David Blankenhorn
Key Player

President, Institute for American ValuesDavid Blankenhorn is founding president of the Institute for American Values (IAV). Author of the 1995 book Fatherless in America, Blankenhorn has been described by USA TODAY as “a pioneer in the fatherhood movement.”

Blankenhorn grew up with two parents and a younger brother in Jackson, Mississippi, in a household that emphasized family and church. After graduating from Harvard University in 1977, he worked as a community volunteer in the Boston area rallying low-income residents against high utility rates.

A self-described “marriage nut,” Blankenhorn argues that children need both a mother and a father. “We’re either going to go in the direction of viewing marriage as a purely private relationship between two people that’s defined by those people, or we’re going to strengthen and maintain marriage as our society’s most pro-child institution,” he told USA TODAY in 2007.

Blankenhorn is opposed to same-sex marriage because he believes that, like households headed by single heterosexuals, such relationships are bad for children. Unlike other opponents of same-sex marriage, Blankenhorn does not condemn sexual activity that falls outside the bounds of heterosexual marriage.

Nevertheless, Blankenhorn maintains that same-sex marriage represents an assault on the institution of marriage. For decades, heterosexuals have been “doing a fine job” undermining marriage, he says, with no-fault divorce, unwed childbearing and cohabitation. “Gay marriage is only one facet of the larger threat to the institution.”

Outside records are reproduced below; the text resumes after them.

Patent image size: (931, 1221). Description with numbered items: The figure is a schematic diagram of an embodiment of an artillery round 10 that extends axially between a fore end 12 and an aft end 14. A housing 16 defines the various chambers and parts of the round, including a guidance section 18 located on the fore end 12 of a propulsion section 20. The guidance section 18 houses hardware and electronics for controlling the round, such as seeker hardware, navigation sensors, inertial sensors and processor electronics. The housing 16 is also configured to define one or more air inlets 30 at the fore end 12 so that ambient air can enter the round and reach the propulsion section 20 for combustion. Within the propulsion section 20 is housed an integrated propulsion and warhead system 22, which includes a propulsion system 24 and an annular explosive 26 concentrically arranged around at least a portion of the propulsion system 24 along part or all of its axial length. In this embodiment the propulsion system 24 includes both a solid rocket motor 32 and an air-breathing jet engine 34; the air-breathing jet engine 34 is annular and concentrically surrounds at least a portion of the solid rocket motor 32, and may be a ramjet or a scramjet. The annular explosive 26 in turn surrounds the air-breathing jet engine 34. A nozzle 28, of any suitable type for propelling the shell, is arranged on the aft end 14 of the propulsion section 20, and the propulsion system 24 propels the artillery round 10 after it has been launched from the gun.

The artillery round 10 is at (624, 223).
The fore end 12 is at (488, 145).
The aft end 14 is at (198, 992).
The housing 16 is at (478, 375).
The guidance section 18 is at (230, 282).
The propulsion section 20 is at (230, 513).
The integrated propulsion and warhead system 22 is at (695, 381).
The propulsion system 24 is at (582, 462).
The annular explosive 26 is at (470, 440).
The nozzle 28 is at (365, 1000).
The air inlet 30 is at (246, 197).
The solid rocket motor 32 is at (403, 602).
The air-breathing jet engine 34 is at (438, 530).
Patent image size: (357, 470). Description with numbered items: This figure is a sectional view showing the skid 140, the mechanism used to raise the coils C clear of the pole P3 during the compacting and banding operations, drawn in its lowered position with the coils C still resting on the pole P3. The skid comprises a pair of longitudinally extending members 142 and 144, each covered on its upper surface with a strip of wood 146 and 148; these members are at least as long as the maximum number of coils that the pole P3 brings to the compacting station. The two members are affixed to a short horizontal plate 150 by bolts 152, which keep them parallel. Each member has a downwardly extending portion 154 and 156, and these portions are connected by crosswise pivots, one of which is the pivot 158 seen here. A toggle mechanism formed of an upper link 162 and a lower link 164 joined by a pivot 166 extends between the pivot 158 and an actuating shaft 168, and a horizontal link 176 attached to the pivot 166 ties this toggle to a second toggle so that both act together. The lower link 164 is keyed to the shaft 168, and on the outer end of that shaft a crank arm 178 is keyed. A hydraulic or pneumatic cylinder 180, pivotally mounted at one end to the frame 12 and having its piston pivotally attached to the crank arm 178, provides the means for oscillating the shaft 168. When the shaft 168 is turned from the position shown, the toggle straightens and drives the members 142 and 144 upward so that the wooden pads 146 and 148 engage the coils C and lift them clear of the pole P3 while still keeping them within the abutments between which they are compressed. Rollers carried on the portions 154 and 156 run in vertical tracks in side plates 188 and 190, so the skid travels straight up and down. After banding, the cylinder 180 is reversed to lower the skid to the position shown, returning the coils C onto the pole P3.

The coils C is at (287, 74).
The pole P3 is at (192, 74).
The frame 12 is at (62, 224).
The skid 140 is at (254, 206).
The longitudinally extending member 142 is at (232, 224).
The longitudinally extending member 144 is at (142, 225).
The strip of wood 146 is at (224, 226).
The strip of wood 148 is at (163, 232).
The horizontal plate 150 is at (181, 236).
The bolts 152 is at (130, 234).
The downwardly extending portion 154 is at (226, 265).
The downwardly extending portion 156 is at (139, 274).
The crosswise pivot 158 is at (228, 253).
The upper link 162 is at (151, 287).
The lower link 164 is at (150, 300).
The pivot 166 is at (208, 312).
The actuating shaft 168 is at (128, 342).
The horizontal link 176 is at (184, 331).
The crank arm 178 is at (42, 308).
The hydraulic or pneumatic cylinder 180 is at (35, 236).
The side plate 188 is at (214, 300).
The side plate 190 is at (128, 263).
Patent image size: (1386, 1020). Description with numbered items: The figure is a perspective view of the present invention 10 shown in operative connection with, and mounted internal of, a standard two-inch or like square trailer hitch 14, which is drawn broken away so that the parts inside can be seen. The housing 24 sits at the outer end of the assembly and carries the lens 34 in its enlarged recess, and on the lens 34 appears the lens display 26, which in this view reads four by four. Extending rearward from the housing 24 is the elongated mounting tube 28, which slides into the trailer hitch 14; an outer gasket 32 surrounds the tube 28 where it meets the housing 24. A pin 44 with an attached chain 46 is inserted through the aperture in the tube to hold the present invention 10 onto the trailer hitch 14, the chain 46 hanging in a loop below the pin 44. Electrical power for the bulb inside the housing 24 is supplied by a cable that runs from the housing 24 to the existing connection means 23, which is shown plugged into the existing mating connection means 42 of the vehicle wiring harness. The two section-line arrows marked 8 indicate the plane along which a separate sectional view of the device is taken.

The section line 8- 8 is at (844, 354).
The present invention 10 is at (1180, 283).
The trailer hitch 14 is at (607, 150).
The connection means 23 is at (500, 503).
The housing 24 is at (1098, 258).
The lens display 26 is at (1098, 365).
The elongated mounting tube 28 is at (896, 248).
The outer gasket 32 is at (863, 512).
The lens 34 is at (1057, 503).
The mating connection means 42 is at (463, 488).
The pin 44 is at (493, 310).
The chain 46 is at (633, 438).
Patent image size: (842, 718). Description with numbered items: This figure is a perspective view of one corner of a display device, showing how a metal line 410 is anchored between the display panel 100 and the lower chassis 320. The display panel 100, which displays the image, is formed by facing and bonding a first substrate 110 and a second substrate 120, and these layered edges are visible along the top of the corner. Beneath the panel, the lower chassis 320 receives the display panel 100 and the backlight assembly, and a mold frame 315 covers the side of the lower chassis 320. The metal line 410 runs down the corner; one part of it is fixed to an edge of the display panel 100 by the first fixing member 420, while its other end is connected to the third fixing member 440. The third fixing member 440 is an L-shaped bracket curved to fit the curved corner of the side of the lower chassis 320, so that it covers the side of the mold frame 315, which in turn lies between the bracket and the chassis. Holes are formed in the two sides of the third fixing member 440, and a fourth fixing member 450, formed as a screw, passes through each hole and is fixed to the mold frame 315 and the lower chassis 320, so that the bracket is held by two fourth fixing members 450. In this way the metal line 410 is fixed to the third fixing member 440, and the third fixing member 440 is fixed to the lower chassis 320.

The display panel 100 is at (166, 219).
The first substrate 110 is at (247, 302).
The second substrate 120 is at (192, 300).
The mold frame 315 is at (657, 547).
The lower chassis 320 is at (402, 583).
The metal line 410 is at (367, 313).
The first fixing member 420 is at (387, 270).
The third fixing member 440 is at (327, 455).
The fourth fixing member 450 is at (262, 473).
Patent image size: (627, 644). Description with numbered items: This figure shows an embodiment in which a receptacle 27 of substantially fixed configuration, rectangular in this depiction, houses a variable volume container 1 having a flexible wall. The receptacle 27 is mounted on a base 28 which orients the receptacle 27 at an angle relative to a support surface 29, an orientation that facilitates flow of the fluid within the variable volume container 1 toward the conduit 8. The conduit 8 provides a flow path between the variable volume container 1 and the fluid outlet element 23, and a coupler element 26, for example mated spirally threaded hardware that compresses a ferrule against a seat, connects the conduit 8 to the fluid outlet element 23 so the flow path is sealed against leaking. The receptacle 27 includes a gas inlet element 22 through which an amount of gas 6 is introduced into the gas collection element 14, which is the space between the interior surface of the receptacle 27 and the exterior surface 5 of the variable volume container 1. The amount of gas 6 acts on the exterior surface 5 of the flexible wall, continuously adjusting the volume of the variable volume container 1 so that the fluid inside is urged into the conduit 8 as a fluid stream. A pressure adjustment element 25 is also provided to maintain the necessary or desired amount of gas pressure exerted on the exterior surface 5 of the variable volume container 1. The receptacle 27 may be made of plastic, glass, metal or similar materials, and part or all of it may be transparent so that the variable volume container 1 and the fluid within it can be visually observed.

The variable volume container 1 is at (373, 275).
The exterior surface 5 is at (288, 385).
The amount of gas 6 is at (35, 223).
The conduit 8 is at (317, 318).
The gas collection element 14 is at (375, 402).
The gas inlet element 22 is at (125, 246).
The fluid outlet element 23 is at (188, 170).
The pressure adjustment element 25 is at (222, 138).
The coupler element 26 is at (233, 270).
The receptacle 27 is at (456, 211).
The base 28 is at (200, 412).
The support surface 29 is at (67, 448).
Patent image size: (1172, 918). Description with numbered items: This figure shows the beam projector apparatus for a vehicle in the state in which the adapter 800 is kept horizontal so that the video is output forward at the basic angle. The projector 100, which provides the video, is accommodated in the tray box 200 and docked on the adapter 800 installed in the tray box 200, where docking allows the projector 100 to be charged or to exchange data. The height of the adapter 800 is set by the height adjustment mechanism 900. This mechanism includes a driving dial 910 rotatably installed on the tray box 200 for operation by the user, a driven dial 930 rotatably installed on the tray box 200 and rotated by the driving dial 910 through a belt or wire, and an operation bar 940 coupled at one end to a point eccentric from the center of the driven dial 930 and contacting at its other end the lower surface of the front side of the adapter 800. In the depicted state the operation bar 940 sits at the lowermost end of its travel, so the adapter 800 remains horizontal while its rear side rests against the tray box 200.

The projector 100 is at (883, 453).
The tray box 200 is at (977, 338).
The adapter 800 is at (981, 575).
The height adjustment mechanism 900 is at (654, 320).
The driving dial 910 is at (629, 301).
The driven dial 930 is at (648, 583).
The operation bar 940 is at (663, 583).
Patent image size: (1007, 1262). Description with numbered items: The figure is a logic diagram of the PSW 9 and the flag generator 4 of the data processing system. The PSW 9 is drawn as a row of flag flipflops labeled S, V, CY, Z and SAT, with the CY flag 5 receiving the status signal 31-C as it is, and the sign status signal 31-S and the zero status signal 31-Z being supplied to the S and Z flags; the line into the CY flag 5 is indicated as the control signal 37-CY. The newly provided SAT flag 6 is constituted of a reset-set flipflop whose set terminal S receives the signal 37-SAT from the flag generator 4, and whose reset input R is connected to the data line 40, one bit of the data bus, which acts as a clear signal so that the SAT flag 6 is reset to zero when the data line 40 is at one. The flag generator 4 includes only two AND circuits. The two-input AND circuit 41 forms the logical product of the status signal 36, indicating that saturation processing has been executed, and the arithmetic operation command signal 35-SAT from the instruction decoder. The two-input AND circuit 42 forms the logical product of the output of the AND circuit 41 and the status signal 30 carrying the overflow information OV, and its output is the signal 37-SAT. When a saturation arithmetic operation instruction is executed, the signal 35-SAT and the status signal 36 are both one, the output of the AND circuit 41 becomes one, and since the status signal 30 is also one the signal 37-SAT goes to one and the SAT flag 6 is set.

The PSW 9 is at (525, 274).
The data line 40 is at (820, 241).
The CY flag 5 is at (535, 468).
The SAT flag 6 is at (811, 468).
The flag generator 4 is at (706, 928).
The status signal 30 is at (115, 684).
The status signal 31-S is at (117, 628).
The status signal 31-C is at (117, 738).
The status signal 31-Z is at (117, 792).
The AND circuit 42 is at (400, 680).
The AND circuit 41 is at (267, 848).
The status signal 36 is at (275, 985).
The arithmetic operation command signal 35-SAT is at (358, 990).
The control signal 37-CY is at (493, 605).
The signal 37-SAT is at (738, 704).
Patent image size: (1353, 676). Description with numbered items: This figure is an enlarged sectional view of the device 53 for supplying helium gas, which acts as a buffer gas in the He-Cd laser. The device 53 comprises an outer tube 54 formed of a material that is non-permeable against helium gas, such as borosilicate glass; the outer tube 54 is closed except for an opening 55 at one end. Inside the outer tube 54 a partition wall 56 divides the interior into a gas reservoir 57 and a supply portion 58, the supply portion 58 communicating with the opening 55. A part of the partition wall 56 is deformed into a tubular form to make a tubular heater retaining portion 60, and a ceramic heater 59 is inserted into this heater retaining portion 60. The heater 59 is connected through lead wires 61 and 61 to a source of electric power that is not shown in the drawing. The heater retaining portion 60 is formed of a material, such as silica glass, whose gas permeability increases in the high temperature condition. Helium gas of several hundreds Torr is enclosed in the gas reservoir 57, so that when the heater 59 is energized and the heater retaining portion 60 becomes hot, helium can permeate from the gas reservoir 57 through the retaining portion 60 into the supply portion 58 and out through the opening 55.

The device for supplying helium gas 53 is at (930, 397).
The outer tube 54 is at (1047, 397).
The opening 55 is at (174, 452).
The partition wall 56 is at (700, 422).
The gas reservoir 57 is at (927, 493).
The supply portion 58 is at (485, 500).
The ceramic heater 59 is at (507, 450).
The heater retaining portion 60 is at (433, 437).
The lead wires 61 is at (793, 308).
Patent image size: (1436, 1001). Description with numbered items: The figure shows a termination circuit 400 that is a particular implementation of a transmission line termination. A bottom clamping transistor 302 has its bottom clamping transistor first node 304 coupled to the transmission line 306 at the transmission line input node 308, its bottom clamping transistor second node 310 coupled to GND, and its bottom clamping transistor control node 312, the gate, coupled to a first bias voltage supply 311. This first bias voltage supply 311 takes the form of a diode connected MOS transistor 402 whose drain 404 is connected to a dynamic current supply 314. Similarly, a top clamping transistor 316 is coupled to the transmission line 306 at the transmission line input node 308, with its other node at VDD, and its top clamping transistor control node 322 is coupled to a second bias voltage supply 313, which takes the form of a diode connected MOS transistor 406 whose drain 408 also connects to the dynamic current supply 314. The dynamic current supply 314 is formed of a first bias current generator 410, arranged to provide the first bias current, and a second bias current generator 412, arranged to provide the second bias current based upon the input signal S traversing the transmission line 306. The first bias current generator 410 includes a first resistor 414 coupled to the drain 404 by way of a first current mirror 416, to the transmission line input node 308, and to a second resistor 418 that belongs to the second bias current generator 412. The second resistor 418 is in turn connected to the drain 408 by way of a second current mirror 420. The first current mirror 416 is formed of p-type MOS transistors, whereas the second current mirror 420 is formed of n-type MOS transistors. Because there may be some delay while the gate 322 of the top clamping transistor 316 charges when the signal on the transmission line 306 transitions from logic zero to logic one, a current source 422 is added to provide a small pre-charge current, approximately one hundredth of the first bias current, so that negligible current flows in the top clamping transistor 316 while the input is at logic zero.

Blankenhorn supports the idea of Congress bestowing the status of federal civil unions on same-sex marriages; he also supports the concept of civil unions at the state level. He believes that the federal government, however, should only recognize those unions in states with “robust-conscience exceptions, which provide that religious organizations need not recognize same-sex unions against their will.”